Scientific classification
- Kingdom: Animalia
- Phylum: Chordata
- Class: Mammalia
- Order: Carnivora
- Family: Mustelidae
- Genus: Neogale
- Subgenus: Grammogale Cabrera, 1940
- Type species: Mustela africana Desmarest, 1818
- Species: Neogale africana; Neogale felipei;

= South American weasel =

Subgenus of mammals

South American weasels (subgenus Grammogale) are New World weasels endemic to South America. There are two extant species—the Amazon weasel (Neogale africana) and the Colombian weasel (Neogale felipei).

== Taxonomy ==

The Amazon weasel was the first species of the two which was described, as it was described by Anselme Gaëtan Desmarest in 1818. Spanish naturalist Ángel Cabrera described Grammogale in 1940 as a monotypic subgenus, though this would change in 1978 when the Colombian weasel was first described. Grammogale was originally one of five subgenera in the genus Mustela (the other four Lutreola, Mustela, Putorius, and Vison). South American weasels were reclassified into the genus Neogale with their closest relatives (the American mink, the long-tailed weasel and the sea mink) in 2021.

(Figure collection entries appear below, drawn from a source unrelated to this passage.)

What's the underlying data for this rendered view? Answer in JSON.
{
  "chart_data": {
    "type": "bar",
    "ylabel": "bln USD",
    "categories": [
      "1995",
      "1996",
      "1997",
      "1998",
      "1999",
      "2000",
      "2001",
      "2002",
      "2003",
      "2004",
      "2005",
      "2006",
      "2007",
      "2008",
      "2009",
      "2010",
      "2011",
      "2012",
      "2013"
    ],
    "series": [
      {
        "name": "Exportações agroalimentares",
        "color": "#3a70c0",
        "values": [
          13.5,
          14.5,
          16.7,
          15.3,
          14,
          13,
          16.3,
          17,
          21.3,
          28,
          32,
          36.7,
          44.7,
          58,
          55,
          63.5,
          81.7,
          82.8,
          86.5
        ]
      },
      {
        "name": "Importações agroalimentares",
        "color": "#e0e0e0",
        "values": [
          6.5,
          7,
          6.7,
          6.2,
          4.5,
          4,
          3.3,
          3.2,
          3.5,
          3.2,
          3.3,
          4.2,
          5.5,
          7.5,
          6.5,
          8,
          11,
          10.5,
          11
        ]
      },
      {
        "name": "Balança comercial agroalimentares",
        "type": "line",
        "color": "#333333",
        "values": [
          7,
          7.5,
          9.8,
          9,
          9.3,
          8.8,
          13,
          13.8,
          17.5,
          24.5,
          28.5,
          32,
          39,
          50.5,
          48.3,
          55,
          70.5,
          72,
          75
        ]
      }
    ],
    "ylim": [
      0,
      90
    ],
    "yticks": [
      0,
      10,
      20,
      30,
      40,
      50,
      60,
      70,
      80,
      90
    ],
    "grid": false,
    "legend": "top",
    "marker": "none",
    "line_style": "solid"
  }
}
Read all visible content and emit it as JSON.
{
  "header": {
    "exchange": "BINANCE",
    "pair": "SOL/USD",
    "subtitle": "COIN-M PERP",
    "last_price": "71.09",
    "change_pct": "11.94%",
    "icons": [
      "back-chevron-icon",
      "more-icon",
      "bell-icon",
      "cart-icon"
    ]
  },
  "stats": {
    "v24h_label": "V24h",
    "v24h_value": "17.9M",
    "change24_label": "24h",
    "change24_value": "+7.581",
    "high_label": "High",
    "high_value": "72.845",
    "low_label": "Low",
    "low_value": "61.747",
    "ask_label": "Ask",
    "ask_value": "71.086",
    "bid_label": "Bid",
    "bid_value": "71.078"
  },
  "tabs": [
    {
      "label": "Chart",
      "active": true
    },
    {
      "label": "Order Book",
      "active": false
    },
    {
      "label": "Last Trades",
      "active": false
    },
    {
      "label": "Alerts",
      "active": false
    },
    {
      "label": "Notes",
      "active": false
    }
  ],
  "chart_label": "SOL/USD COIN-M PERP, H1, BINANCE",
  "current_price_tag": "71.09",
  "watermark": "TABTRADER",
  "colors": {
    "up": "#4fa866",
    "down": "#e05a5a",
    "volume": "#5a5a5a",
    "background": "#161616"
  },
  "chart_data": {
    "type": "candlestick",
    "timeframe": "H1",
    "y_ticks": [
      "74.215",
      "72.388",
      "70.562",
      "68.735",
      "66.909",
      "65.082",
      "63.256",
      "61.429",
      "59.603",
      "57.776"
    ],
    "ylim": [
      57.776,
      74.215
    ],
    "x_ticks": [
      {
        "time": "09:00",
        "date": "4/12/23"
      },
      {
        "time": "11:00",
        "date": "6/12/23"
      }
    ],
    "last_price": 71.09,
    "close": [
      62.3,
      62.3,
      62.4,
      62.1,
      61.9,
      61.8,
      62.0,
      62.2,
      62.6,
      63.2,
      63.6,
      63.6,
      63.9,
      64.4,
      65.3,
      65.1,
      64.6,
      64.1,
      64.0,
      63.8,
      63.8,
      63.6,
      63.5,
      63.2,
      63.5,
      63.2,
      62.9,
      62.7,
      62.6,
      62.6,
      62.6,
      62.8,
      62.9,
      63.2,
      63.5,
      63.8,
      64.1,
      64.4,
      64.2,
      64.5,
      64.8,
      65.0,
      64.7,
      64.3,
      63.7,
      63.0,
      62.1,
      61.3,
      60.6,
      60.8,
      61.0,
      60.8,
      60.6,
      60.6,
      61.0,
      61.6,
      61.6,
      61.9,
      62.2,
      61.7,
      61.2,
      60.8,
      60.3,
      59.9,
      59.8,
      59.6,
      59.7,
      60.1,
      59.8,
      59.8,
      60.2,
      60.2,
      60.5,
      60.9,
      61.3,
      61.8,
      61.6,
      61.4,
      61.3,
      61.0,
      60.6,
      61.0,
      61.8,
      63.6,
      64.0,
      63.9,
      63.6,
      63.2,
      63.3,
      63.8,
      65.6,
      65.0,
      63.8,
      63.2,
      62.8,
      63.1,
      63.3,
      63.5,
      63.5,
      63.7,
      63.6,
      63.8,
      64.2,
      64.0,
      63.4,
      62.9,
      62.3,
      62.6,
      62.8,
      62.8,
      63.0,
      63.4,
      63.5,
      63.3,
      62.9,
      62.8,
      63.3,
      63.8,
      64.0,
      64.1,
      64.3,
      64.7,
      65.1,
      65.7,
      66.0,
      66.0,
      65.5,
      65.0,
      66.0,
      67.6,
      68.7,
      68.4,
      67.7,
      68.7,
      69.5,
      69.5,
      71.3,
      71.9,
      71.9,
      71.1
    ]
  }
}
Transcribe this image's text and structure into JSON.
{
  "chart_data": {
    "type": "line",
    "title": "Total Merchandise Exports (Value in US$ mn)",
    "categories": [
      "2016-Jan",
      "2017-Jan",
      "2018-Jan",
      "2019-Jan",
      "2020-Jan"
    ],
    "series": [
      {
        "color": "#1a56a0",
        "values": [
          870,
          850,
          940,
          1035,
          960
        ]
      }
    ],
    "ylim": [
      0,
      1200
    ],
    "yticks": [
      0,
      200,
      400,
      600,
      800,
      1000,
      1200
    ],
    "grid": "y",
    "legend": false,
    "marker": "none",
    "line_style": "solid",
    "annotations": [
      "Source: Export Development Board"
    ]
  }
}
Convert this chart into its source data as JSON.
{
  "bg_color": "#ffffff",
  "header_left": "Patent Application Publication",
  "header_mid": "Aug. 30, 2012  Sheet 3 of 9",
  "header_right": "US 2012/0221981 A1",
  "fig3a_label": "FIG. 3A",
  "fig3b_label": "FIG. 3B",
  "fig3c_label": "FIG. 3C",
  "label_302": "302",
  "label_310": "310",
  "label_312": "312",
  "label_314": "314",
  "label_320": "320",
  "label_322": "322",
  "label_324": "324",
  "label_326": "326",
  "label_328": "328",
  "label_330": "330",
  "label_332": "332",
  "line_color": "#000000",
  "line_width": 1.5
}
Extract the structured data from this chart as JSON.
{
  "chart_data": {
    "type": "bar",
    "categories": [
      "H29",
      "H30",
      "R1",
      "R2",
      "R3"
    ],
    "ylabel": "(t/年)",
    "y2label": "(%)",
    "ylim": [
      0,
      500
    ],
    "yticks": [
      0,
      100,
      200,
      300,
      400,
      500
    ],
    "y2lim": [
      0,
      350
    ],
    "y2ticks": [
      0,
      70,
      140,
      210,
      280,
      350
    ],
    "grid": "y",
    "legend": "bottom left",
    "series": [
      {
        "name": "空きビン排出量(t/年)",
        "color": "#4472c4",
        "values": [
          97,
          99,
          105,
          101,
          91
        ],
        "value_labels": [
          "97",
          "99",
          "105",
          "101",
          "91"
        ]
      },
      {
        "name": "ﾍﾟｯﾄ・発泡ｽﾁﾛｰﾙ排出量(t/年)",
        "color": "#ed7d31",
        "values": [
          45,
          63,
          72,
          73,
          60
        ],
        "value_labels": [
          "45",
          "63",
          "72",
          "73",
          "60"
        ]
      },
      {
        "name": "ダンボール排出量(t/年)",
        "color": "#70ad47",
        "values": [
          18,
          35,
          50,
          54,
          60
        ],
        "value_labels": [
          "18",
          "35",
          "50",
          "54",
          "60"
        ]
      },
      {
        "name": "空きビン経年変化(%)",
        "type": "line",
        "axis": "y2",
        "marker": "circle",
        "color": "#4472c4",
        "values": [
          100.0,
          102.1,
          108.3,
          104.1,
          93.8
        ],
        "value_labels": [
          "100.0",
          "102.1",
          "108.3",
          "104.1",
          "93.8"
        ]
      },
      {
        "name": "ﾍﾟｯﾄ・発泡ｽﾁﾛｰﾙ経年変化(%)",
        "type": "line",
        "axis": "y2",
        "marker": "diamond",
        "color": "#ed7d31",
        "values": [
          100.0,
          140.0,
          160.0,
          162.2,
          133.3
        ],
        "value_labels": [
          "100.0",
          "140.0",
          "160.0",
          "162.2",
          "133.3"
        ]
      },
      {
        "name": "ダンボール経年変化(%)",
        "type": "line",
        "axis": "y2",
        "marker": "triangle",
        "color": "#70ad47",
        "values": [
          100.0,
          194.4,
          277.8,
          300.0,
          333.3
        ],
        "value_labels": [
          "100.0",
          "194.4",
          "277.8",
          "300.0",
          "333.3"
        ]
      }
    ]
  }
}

South American weasels are the result of a second migration of Mustelinae into South America (the first being long-tailed weasels in the late Pliocene).

== Characteristics ==
As with most New World weasels, South American weasels have an elongated, slender, body shape with small ears and legs. Typically, species of South American weasels have a dark brown fur colour, though some Amazon weasels may have a reddish brown colour.